Un par de veces al año aparecían por el colegio los inspectores. Unas veces iba don Genadio Gavilanes y otras doña Josefina Baró. Aunque solían avisar con tiempo, en ocasiones se presentaban por sorpresa, dándole un buen susto a la maestra, que no tenía nada preparado para encandilar a la autoridad. El día que se sabía que iba a ir el inspector, las niñas iban recién lavadas y vestidas de domingo como si en vez de al colegio fueran a oir una misa a la iglesia del pueblo. Si el inspector pedía una voluntaria siempre salían las más listas, que levantaban la mano seguras del éxito. Todo estaba ensayado y sabían recitar de memoria el catecismo de Ripalda y las cuestiones de política que aprendían en aquel libro llamado ‘Yo soy español’, con el que el régimen adoctrinaba a los niños para ser buenos españoles y mejores cristianos.
En 1963 doña Joaquina dejó el pueblo y consiguió plaza en Almería, en el colegio del Barrio Alto, donde estuvo ejerciendo hasta que le llegó la hora de la jubilación en 1971. A lo largo de más de cuarenta años de profesión, dejó su huella de maestra y madre en varias generaciones que la han tenido de ejemplo a lo largo de su vida.
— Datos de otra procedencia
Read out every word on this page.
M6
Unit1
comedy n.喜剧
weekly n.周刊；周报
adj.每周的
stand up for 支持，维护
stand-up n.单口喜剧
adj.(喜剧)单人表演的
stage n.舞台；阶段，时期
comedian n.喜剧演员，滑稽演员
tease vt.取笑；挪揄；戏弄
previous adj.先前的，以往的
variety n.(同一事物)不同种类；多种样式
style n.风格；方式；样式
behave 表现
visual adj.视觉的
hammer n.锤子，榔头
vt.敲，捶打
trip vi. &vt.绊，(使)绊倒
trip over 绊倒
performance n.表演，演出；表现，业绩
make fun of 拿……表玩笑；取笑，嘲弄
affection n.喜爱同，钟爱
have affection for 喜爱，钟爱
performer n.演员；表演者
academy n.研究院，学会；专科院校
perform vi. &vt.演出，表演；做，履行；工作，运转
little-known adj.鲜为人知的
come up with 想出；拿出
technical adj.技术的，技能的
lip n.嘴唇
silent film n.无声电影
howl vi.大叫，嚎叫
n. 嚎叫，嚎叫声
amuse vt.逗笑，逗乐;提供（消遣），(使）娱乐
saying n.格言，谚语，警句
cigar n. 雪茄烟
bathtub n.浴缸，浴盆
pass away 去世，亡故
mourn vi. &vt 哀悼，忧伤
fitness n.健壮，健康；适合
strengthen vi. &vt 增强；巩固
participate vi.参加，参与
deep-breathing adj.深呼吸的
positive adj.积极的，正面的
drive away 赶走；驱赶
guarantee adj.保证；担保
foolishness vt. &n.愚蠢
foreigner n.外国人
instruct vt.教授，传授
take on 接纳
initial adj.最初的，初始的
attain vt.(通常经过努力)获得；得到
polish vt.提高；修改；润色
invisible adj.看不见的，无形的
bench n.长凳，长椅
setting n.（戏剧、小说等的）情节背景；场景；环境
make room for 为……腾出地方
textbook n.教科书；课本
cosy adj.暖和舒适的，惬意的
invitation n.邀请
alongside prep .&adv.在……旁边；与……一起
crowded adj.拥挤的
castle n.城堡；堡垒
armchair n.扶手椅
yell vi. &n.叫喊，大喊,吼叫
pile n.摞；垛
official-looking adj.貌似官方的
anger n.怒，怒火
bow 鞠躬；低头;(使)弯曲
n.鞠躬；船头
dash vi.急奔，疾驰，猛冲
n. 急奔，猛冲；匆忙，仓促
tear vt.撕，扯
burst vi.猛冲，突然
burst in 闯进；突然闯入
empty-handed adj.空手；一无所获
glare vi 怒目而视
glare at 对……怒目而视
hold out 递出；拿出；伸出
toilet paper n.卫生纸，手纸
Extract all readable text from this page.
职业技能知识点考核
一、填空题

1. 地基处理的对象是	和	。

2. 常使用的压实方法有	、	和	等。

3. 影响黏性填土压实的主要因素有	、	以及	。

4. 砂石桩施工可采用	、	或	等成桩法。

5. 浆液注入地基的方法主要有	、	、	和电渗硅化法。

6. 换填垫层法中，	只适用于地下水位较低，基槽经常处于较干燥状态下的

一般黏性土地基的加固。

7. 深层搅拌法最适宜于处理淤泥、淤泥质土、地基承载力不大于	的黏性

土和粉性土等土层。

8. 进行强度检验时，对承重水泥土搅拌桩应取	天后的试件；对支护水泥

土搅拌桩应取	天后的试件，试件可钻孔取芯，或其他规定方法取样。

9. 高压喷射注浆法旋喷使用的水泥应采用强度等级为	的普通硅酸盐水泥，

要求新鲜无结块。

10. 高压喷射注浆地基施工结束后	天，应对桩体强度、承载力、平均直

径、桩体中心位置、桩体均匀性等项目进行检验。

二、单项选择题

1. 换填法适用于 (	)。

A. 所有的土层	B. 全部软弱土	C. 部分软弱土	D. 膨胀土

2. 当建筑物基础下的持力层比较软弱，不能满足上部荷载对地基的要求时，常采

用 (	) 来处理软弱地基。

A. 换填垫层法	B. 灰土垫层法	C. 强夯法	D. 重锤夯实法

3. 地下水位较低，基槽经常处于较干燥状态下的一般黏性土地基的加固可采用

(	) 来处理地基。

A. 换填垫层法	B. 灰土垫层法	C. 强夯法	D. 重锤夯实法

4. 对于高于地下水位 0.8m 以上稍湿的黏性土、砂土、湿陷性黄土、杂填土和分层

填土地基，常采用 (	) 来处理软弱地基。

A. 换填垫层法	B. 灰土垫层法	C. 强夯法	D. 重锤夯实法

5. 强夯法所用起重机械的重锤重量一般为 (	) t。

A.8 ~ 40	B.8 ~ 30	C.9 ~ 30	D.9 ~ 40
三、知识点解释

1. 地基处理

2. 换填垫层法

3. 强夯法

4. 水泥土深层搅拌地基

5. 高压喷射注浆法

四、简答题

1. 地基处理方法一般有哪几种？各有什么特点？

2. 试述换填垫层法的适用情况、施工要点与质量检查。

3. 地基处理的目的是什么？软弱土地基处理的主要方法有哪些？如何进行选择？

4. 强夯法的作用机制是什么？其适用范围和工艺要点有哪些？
Doña Joaquina enseñaba modales, a poner la mesa, a bordar, a coser, a comportarse ante las visitas, a respetar al prójimo, a mirar sin recelo. Las niñas, a la salida de clase, iban pasando una a una delante de su mesa y le decían: “Que usted lo pase bien. Ave María Purísima”. Y ella les contestaba: “Hasta mañana si Dios quiere”.